All yours, Jane said and lifted the stringy hair off her neck and let it drop. Go crazy, she said.

Nearly a year had passed since Marilyn had given up diving, but she could still remember the business of trying to force food into the hair-trigger gut. She wound a finger through the syrup pooling on Jane’s plate and tasted it—an unravelling sweetness gone almost before she knew it.

You done? Jane asked.

Marilyn’s scarfed eggs reappeared like scalding liquid in her chest. Queasy, she considered her choices. Offer advice and admonition and come off pissy-jealous. Or better—stash Jane under the motel-room bedcovers and crank the death-metal AC, crack one of the bottles of decent vintage Marilyn had bought at a city boutique before driving up on her own a day later than Rand and Jane. Marilyn chewed the inside of her cheek while men in colourful shorts and women in pastel capris and flips straggled into the diner. Like them, she was a tourist now. You go ahead, she told Jane. It’s on me.
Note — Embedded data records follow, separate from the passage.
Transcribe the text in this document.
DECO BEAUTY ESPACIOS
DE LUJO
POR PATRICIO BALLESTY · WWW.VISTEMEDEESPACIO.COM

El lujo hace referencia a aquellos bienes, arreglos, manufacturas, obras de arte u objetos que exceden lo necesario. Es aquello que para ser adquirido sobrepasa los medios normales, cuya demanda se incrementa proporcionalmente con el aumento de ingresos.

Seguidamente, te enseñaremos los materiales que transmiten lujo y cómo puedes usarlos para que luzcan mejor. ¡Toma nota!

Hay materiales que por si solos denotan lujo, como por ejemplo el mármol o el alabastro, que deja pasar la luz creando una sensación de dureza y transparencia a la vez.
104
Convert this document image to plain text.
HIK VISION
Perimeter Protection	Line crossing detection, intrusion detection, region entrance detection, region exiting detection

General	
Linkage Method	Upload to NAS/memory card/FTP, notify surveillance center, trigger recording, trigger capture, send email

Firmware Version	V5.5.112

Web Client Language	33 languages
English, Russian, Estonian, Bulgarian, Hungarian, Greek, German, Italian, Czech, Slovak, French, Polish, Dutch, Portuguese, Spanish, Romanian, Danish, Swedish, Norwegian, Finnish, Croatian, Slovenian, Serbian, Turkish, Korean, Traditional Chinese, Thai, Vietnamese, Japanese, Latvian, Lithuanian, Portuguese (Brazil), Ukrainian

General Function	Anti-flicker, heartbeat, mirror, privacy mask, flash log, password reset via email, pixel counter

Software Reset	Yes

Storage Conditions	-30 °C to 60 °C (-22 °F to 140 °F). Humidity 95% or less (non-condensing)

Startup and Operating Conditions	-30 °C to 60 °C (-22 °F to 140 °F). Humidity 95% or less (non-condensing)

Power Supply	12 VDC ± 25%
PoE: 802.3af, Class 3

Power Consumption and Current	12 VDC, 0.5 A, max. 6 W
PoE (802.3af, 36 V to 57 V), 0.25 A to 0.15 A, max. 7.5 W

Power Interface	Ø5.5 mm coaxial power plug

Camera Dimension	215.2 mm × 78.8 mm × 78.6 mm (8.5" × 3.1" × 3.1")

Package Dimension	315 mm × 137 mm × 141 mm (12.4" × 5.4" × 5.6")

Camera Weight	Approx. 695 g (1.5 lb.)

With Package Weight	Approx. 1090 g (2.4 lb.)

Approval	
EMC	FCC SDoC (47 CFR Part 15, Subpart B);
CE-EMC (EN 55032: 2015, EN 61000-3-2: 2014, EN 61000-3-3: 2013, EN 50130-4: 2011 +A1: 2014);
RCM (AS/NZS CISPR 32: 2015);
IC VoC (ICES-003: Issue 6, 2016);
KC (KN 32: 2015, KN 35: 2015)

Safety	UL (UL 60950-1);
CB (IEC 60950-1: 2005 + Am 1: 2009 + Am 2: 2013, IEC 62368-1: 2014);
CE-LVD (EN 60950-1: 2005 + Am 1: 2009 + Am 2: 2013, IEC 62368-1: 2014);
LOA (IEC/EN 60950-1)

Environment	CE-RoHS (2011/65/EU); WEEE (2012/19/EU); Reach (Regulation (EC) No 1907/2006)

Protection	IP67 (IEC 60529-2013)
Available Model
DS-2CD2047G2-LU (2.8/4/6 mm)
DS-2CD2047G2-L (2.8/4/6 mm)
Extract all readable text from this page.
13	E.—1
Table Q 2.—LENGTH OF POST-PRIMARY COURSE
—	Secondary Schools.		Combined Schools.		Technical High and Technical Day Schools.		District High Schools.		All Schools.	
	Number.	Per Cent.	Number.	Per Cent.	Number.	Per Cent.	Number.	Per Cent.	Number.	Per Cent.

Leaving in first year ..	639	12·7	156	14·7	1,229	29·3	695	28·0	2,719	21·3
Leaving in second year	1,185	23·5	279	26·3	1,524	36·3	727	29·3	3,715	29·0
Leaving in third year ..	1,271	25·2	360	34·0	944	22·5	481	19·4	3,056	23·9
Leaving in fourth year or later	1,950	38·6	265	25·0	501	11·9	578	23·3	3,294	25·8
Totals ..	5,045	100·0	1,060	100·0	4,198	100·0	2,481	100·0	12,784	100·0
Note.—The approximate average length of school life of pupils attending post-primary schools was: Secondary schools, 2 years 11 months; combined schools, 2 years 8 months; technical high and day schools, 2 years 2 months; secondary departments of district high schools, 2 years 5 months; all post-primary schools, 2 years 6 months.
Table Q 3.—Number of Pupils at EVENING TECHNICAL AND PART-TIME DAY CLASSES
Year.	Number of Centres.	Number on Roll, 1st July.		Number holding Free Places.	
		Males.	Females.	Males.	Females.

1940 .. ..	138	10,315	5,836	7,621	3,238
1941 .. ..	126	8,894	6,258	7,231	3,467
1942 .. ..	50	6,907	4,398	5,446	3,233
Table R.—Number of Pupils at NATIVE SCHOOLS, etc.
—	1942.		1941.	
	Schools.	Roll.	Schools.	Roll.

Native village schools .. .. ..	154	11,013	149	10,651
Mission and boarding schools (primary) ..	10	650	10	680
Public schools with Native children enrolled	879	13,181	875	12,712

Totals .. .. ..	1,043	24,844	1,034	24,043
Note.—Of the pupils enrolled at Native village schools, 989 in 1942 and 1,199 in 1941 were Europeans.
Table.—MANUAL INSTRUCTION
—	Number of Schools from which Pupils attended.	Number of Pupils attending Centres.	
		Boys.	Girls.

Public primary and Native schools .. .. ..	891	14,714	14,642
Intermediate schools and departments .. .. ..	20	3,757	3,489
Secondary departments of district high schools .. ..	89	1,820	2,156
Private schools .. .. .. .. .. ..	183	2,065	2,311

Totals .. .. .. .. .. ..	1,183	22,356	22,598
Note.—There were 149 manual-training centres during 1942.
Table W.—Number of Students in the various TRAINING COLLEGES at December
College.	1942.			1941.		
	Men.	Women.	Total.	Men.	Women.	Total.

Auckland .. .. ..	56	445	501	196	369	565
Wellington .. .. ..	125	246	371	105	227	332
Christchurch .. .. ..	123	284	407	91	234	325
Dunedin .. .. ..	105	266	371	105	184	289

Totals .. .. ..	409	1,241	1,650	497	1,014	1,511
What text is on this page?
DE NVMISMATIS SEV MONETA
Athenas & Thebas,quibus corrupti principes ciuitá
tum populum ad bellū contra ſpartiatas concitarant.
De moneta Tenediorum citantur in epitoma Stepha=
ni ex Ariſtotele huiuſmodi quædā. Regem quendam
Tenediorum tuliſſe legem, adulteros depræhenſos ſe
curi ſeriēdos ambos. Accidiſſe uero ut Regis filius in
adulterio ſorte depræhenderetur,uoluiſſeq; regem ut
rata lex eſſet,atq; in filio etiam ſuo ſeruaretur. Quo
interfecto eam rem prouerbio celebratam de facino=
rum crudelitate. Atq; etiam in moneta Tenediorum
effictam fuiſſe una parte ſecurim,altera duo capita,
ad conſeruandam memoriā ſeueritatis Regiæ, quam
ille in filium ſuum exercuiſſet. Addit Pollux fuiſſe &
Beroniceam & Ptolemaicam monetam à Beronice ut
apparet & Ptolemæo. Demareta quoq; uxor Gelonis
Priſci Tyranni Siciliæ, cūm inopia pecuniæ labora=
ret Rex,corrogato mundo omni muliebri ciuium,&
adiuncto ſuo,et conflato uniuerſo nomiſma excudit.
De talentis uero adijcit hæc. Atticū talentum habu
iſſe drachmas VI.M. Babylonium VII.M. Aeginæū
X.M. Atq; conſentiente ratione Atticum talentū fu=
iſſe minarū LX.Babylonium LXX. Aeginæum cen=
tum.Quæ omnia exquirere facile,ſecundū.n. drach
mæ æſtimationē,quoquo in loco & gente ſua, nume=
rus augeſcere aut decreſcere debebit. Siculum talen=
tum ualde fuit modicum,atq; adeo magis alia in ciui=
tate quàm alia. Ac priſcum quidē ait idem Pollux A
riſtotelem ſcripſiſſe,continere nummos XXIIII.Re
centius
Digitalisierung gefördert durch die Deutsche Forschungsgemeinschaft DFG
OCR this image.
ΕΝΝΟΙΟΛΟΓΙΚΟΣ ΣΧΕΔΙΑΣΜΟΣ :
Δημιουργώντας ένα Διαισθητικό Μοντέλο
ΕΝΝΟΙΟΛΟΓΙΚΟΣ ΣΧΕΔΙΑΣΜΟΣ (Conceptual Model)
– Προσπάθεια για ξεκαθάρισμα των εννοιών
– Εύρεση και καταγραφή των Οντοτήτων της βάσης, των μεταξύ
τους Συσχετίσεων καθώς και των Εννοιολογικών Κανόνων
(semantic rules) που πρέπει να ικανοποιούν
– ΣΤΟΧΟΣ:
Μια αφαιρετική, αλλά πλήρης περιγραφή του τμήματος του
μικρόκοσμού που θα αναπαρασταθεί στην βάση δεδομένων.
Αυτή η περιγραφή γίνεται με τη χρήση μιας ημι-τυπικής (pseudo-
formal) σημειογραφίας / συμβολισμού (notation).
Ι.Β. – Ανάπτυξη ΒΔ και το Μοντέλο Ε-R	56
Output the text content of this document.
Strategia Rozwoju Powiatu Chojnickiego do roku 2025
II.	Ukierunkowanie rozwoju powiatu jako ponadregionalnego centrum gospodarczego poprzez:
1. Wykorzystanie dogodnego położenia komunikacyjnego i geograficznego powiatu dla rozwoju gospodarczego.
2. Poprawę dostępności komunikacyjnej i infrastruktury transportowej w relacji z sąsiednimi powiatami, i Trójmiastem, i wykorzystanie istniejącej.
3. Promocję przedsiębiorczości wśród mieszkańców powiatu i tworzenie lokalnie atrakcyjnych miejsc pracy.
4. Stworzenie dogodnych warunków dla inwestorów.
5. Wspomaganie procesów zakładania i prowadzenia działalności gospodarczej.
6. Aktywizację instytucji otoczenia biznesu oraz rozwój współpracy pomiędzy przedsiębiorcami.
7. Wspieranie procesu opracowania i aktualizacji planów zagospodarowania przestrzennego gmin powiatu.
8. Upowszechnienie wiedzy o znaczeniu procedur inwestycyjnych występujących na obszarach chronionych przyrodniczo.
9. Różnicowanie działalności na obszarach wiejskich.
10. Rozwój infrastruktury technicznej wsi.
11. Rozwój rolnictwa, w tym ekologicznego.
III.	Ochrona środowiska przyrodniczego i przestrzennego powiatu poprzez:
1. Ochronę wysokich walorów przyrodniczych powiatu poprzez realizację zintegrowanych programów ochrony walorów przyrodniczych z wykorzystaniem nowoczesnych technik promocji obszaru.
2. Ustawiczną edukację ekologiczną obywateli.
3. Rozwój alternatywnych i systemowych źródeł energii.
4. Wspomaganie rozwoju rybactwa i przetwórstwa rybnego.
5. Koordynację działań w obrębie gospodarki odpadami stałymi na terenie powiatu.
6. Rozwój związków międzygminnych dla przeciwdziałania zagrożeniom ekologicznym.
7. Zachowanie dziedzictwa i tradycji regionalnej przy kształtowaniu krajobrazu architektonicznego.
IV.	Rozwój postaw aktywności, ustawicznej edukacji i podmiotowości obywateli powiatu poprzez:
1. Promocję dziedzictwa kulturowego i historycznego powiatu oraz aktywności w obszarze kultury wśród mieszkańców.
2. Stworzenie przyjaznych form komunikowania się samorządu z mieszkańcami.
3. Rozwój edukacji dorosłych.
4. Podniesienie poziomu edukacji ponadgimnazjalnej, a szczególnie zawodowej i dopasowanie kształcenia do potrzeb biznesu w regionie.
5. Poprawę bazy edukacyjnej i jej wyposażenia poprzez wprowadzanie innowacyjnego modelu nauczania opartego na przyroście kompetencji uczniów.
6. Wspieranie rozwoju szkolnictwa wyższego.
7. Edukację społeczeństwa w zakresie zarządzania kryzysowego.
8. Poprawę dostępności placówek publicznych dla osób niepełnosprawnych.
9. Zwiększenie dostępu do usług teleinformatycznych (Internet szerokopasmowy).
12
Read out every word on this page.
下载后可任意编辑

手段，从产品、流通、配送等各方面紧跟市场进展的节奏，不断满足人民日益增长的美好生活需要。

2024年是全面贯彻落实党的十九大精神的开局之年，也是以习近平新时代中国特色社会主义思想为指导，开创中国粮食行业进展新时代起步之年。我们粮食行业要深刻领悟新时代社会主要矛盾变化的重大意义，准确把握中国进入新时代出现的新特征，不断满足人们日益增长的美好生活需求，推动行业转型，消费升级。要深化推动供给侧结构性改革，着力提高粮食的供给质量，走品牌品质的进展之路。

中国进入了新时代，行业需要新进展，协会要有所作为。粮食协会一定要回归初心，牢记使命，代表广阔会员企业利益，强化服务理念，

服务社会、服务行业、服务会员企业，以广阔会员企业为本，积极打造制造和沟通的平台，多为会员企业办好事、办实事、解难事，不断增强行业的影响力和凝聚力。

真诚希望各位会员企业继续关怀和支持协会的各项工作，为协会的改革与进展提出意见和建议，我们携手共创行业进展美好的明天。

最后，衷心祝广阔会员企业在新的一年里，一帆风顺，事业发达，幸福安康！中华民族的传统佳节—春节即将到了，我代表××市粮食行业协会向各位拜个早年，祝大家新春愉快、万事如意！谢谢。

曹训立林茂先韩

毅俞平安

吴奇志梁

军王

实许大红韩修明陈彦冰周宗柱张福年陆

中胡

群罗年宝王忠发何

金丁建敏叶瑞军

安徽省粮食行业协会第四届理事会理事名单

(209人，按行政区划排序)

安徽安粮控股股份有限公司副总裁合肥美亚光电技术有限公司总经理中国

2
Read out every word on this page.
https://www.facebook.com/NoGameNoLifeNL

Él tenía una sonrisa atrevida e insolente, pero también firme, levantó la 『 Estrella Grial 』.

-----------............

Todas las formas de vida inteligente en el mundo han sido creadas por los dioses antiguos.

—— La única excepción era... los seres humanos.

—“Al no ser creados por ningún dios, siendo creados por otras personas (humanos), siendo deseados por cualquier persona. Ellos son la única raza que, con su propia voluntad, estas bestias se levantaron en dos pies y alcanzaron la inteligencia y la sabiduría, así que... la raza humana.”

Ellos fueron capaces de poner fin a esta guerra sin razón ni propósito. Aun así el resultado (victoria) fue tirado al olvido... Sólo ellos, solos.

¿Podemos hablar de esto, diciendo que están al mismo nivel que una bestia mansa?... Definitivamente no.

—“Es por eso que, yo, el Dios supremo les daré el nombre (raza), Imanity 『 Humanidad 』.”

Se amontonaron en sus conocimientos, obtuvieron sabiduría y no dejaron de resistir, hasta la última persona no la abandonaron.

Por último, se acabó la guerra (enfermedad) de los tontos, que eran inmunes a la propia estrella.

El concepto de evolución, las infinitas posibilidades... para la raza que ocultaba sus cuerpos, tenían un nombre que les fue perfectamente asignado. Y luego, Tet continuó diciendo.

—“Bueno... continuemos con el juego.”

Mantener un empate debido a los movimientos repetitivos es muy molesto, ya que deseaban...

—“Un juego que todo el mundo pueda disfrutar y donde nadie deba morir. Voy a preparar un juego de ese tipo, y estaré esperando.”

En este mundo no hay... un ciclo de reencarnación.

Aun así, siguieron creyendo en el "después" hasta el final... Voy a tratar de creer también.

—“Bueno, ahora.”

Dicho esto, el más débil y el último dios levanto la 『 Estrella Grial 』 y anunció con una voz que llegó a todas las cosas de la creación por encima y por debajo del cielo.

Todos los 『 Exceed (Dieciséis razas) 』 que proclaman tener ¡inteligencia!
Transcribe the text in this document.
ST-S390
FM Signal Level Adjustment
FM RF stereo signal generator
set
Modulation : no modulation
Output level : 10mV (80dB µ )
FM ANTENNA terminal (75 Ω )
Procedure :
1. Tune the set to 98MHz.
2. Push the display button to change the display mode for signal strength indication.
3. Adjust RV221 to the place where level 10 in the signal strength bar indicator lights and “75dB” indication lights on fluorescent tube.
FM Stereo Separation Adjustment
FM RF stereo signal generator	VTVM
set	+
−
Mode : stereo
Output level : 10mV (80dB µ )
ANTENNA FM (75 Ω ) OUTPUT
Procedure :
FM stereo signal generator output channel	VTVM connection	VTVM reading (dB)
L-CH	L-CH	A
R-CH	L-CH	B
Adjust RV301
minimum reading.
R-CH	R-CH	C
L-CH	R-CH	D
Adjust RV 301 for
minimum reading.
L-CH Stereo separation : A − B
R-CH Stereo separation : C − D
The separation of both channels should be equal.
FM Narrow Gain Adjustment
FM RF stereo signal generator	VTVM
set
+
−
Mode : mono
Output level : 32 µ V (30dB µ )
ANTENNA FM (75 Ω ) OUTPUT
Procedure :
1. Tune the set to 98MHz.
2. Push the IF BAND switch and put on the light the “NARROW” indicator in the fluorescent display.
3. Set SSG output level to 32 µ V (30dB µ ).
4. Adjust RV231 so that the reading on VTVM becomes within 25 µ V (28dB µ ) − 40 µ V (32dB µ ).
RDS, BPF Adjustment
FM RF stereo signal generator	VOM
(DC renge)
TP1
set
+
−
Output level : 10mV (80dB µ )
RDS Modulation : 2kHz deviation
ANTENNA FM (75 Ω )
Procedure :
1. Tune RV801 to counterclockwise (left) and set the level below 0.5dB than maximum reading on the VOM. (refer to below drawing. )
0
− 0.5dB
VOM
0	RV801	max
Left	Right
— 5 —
Jane shoved to her feet. There was a downward list to her chapped lips. You sure? she said.

You’re not still here, are you? Carry fucking on.

Nothing to do now but watch Jane’s back, her rigid upper torso and driving strides. See you? You too? The diner’s screen door flapped open and shut and rattled the picture windows bleached with glare. She squinted. Outside, a family with fishing poles claimed the white-washed dock. On the rocky shore below two kids wagged their guppy bodies and barked like little generals, haughty with desperate joy on the last long weekend of summer vacation. She knew what it was like—the ruthless effort to make the most of what was left. She fumbled at the plates in front of her. Semi-blinded by sunspots, she nested the melon-slice garnishes, inhaled the deepening, ascending scent of musk and ylang-ylang. She called for the bill and paid. On the dusty road she groped in her shoulder bag and clapped her oversized sunglasses into place. She felt terrible, stretched and distorted as if her insides were too large for her skin. For a moment she hung back in the diner’s oasis shadows. Terrible. Time to kill.